Okay: I don’t want to suggest that crypto-fascist PSAs or faux-lesbian lolitapop stars are deliberately, consciously incoherent texts; the good stuff, the art that is more than one thing, that embodies and takes up on all sides the struggles it’s about. But any time there’s a dissonance between what’s said and what’s read, you have incoherence. (Don’t take that too far; given that no one ever reads even the most didactic piece in the manner in which it was intended, one could then state that every text is incoherent. While this might prove a useful point in a cocktail party donnybrook, it renders the term itself useless, critically speaking.)
The dissonance between what the “Pass It On” PSA says on its surface and how its subtext works, and what we can infer of the intent behind it from the circumstances behind its creation and distribution, sets up an interesting enough incoherence that makes for a diverting field of critical play. (Some might call it hypocrisy and move on, but they’re no fun to play with.)
t.A.T.u. is set up by a leering svengali who cynically pulls every last trick out of the books, and outraged critics (who really ought to know better) are all too eager to fall into line and into their scripted roles, damning the whole concept to the horrible fate of selling millions of records. But to insist that the only way to read t.A.T.u. is as exploitation, as a man’s debased idea of teenaged lesbian love, as Europop tarted up with a tawdry underaged striptease, is to deny the readings of hundreds of thousands of online fans who have found something of value—whether it’s an expression of something they feel themselves (faked or not), or of something they know is in the world and want to see reflected in their music and pop culture, or something more basic, more primal (oh, hush): after all, teenagers directly and unapologetically expressing their sexuality (cleanly, simply, shorn of the cartoonish excesses of Britney and Christina—which are, after all, rather clearly not sex, not as we know it)—that’s a gloriously satisfying fuck you in an age which thinks calling students “sluts” is acceptable sex education. (Certainly, it’s the closest thing to genuine rock ’n’ roll rebellion I’ve seen these past few benighted years.)

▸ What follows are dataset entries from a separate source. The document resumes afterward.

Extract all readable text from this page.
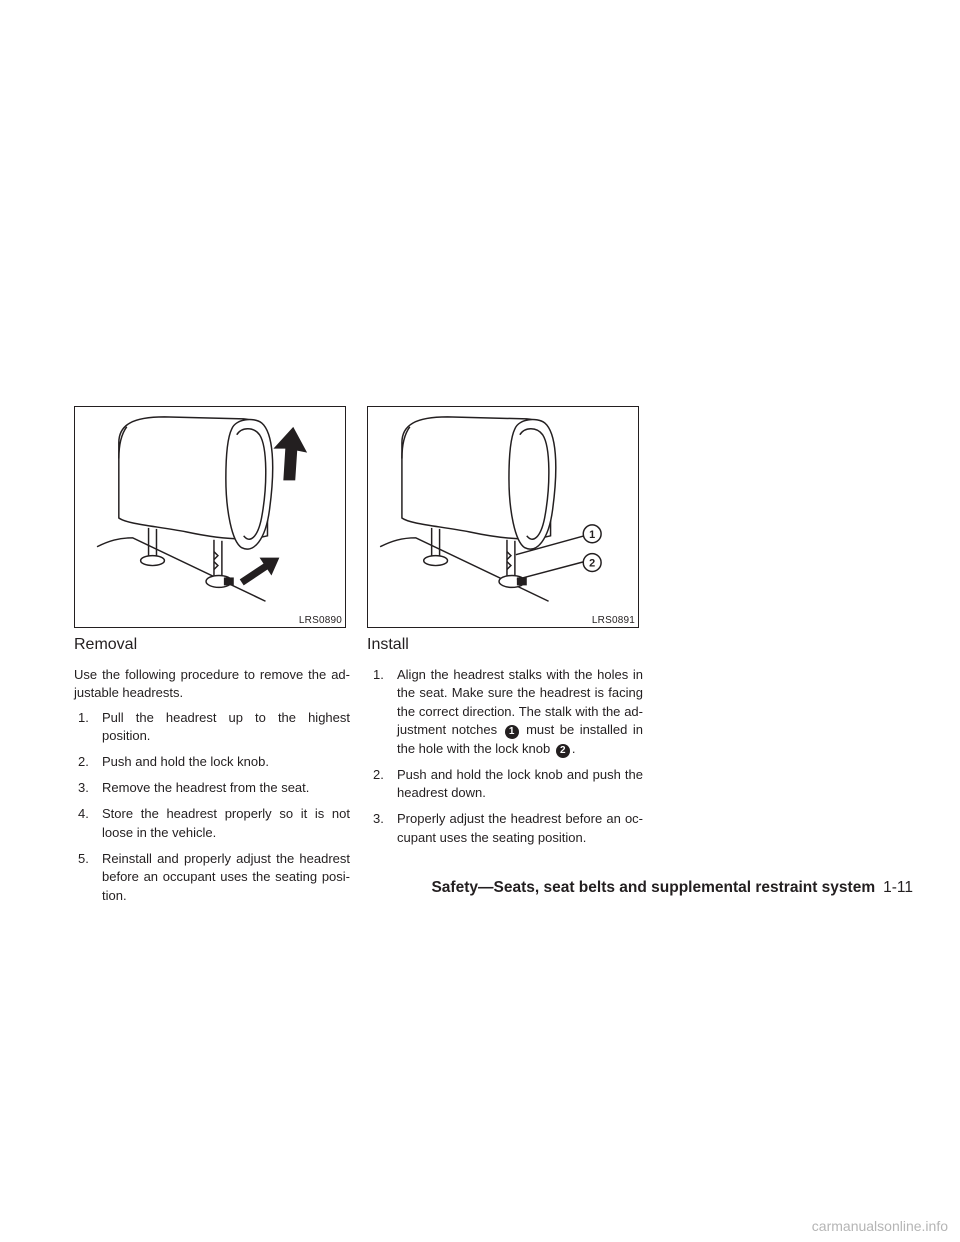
LRS0890
1
2
LRS0891
Removal

Use the following procedure to remove the ad-justable headrests.

1. Pull the headrest up to the highest position.
2. Push and hold the lock knob.
3. Remove the headrest from the seat.
4. Store the headrest properly so it is not loose in the vehicle.
5. Reinstall and properly adjust the headrest before an occupant uses the seating posi-tion.
Install
1. Align the headrest stalks with the holes in the seat. Make sure the headrest is facing the correct direction. The stalk with the ad-justment notches 1 must be installed in the hole with the lock knob 2 .
2. Push and hold the lock knob and push the headrest down.
3. Properly adjust the headrest before an oc-cupant uses the seating position.
Safety—Seats, seat belts and supplemental restraint system 1-11
carmanualsonline.info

“And if the young women of Tatu are genuine teen lesbians, their willingness to delve into matters of homosexuality on a public stage could very well be a source of some inspiration to the many other teenage lesbians out there.” Which is what The Star’s critic had to say. “If they’re merely fanciful eye candy for men who dream of a world where women never wear outerwear and routinely drop giggling to the ground for tickle fights, the high-stakes pop market has hit yet another new low.” —And that’s the rub, isn’t it? After all, why on earth can’t they be both? More or less. Here and there. At one and the same time.

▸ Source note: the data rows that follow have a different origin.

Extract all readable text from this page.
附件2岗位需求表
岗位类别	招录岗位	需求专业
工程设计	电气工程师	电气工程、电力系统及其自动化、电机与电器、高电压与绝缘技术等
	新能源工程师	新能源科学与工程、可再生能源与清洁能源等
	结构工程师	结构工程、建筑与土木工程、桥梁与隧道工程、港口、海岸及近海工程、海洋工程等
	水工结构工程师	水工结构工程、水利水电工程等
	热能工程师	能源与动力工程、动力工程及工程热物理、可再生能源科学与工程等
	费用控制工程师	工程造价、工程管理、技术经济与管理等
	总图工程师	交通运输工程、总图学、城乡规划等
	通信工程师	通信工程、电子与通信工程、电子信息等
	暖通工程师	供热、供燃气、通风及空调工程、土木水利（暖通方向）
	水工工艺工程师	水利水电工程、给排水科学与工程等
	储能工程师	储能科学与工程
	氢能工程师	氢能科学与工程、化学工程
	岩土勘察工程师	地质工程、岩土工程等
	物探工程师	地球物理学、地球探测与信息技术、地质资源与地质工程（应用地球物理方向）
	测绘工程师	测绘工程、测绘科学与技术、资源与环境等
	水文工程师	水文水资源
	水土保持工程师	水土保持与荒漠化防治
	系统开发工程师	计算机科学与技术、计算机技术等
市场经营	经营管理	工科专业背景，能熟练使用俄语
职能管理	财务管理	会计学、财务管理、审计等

It all depends on who’s reading it, and when, and how, and where. Also, why.
Incoherency.
(Yes, but what about how that rebellion is commodified, packaged, and sold? And how faux lesbianism aside, Shapovalov is trafficking in the images and ideas of girls in emotional distress, marginalized; defiant, yes, but unsure, uncertain, confused; above all, girls who need to be protected? —Oh, shut up. It’s getting late.)

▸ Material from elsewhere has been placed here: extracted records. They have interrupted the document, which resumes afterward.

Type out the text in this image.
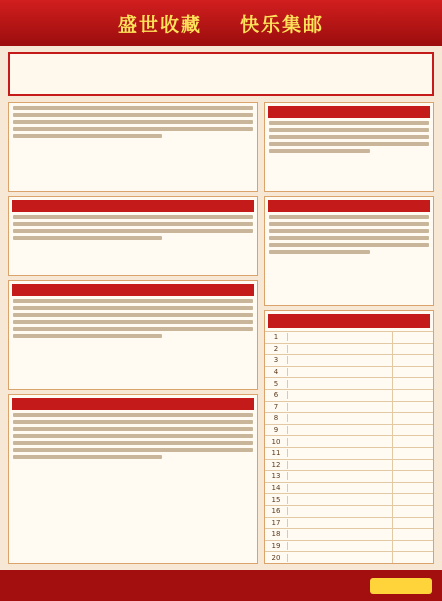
盛世收藏 快乐集邮
1
2
3
4
5
6
7
8
9
10
11
12
13
14
15
16
17
18
19
20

Anyway. That’s why I laughed, when t.A.T.u. started chirping about “All the Things She Said,” before a Mormon PSA designed to gently nudge us all back into a kinder, gentler, less confusing, more coherent Golden Age. Mixed messages. Futility is sometimes terribly funny. (And then, of course, we saw part two of The Lord of the Rings: a story of the importance of mercy and the power of redemption set in a world profoundly and irrevocably split between good and evil.)
—At least, that’s part of why I laughed.